The Bishop even asked to be sent some of the first.
Immediately upon receiving them, he put
one in his pocket and went to visit Monseigneur de Pradt, former chaplain to
Napoleon and unlawful Archbishop of Mechlin who had accepted his office from the
hands of the Emperor and now lay dying, defiant and unreconciled to the Church.
The sick man refused to abjure his errors and the Bishop of Paris withdrew in
defeat. He had not left the house when the dying man suddenly called him back,
made his peace with the Church and gently passed away in the arms of the
Archbishop, who was filled with a holy joy.
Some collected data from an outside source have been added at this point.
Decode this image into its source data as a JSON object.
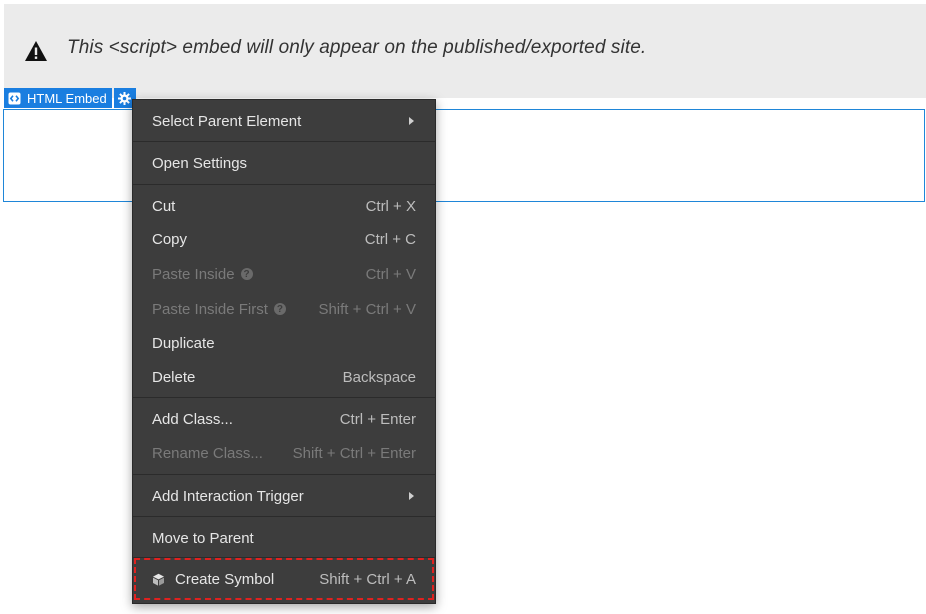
{
  "notice": {
    "icon": "warning-icon",
    "text": "This <script> embed will only appear on the published/exported site."
  },
  "element_badge": {
    "icon": "embed-icon",
    "label": "HTML Embed",
    "settings_icon": "gear-icon",
    "accent_color": "#1a7ee0"
  },
  "context_menu": {
    "background_color": "#3d3d3d",
    "highlight_color": "#e0211f",
    "items": [
      {
        "label": "Select Parent Element",
        "shortcut": "",
        "submenu": true,
        "disabled": false
      },
      {
        "label": "Open Settings",
        "shortcut": "",
        "submenu": false,
        "disabled": false
      },
      {
        "label": "Cut",
        "shortcut": "Ctrl + X",
        "submenu": false,
        "disabled": false
      },
      {
        "label": "Copy",
        "shortcut": "Ctrl + C",
        "submenu": false,
        "disabled": false
      },
      {
        "label": "Paste Inside",
        "shortcut": "Ctrl + V",
        "submenu": false,
        "disabled": true,
        "help_icon": "help-icon"
      },
      {
        "label": "Paste Inside First",
        "shortcut": "Shift + Ctrl + V",
        "submenu": false,
        "disabled": true,
        "help_icon": "help-icon"
      },
      {
        "label": "Duplicate",
        "shortcut": "",
        "submenu": false,
        "disabled": false
      },
      {
        "label": "Delete",
        "shortcut": "Backspace",
        "submenu": false,
        "disabled": false
      },
      {
        "label": "Add Class...",
        "shortcut": "Ctrl + Enter",
        "submenu": false,
        "disabled": false
      },
      {
        "label": "Rename Class...",
        "shortcut": "Shift + Ctrl + Enter",
        "submenu": false,
        "disabled": true
      },
      {
        "label": "Add Interaction Trigger",
        "shortcut": "",
        "submenu": true,
        "disabled": false
      },
      {
        "label": "Move to Parent",
        "shortcut": "",
        "submenu": false,
        "disabled": false
      },
      {
        "label": "Create Symbol",
        "shortcut": "Shift + Ctrl + A",
        "submenu": false,
        "disabled": false,
        "icon": "symbol-cube-icon",
        "highlighted": true
      }
    ]
  }
}
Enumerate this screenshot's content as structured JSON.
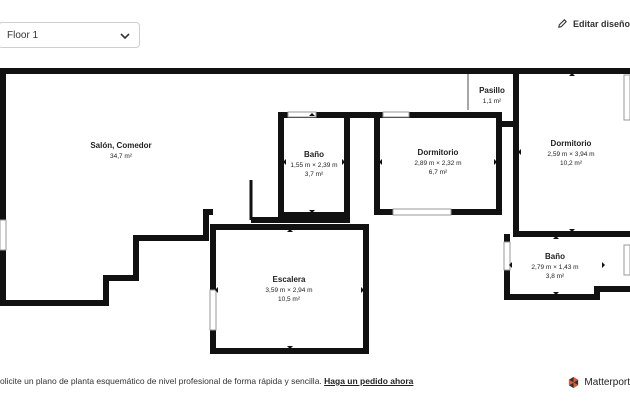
{
  "floor_selector": {
    "value": "Floor 1"
  },
  "edit_link": {
    "label": "Editar diseño"
  },
  "rooms": {
    "salon": {
      "name": "Salón, Comedor",
      "dims": "",
      "area": "34,7 m²"
    },
    "pasillo": {
      "name": "Pasillo",
      "dims": "",
      "area": "1,1 m²"
    },
    "bano1": {
      "name": "Baño",
      "dims": "1,55 m × 2,39 m",
      "area": "3,7 m²"
    },
    "dormitorio1": {
      "name": "Dormitorio",
      "dims": "2,89 m × 2,32 m",
      "area": "6,7 m²"
    },
    "dormitorio2": {
      "name": "Dormitorio",
      "dims": "2,59 m × 3,94 m",
      "area": "10,2 m²"
    },
    "bano2": {
      "name": "Baño",
      "dims": "2,79 m × 1,43 m",
      "area": "3,8 m²"
    },
    "escalera": {
      "name": "Escalera",
      "dims": "3,59 m × 2,94 m",
      "area": "10,5 m²"
    }
  },
  "footer": {
    "text": "olicite un plano de planta esquemático de nivel profesional de forma rápida y sencilla.",
    "link": "Haga un pedido ahora"
  },
  "brand": {
    "name": "Matterport"
  }
}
The original order of 20,000 medals
proved to be but a small start. The new medals began to pour from the presses in
streams inundating France and the rest of the world beyond. By the time of St.
Catherine's death in 1876, over a billion medals had been distributed in many
lands. This sacrament from Heaven was at first called simply the Medal of the
Immaculate Conception, but began to be known as the Miraculous Medal
due to the unprecedented number of miracles, conversions, cures, and acts of
protection attributed to Our Lady's intercession for those who wore it.
The most remarkable miracle was the
conversion of Alphonse Ratisbonne, a wealthy Jewish banker and lawyer and also a
blasphemer and hater of Catholicism, in 1841. A Catholic friend gave him a
medal, daring him to wear it and say a Memorare. Not long after, he went to a
church to make funeral arrangements for a friend. There he saw a vision of Mary
as on the Miraculous Medal. This converted him on the spot and he immediately
begged for Baptism. Afterwards, he became a priest and spent 30 years laboring
in the Holy Land as a missionary to his own people.
Conclusion
On the last day of 1876, St. Catherine
passed to her eternal reward. For the forty-six years from the year of the
apparitions until her death, only she and her confessor knew who it was to whom
the famous Miraculous Medal was revealed, despite many pressures she received to
reveal the secret. The years passed by, Catherine performed daily her mundane
and very ordinary tasks of sewing and door keeping, unknown to the world around
her, which was buzzing with the miraculous effects of the medal. Because of this
humility, she is often called the Saint of Silence. When her body was
exhumed for beatification 57 years after her death in 1933, it was found as
fresh as the day it was buried. Her incorrupt body can still be seen today
at the Mother House of the Sisters of Charity, 140 Rue du Bac in Paris.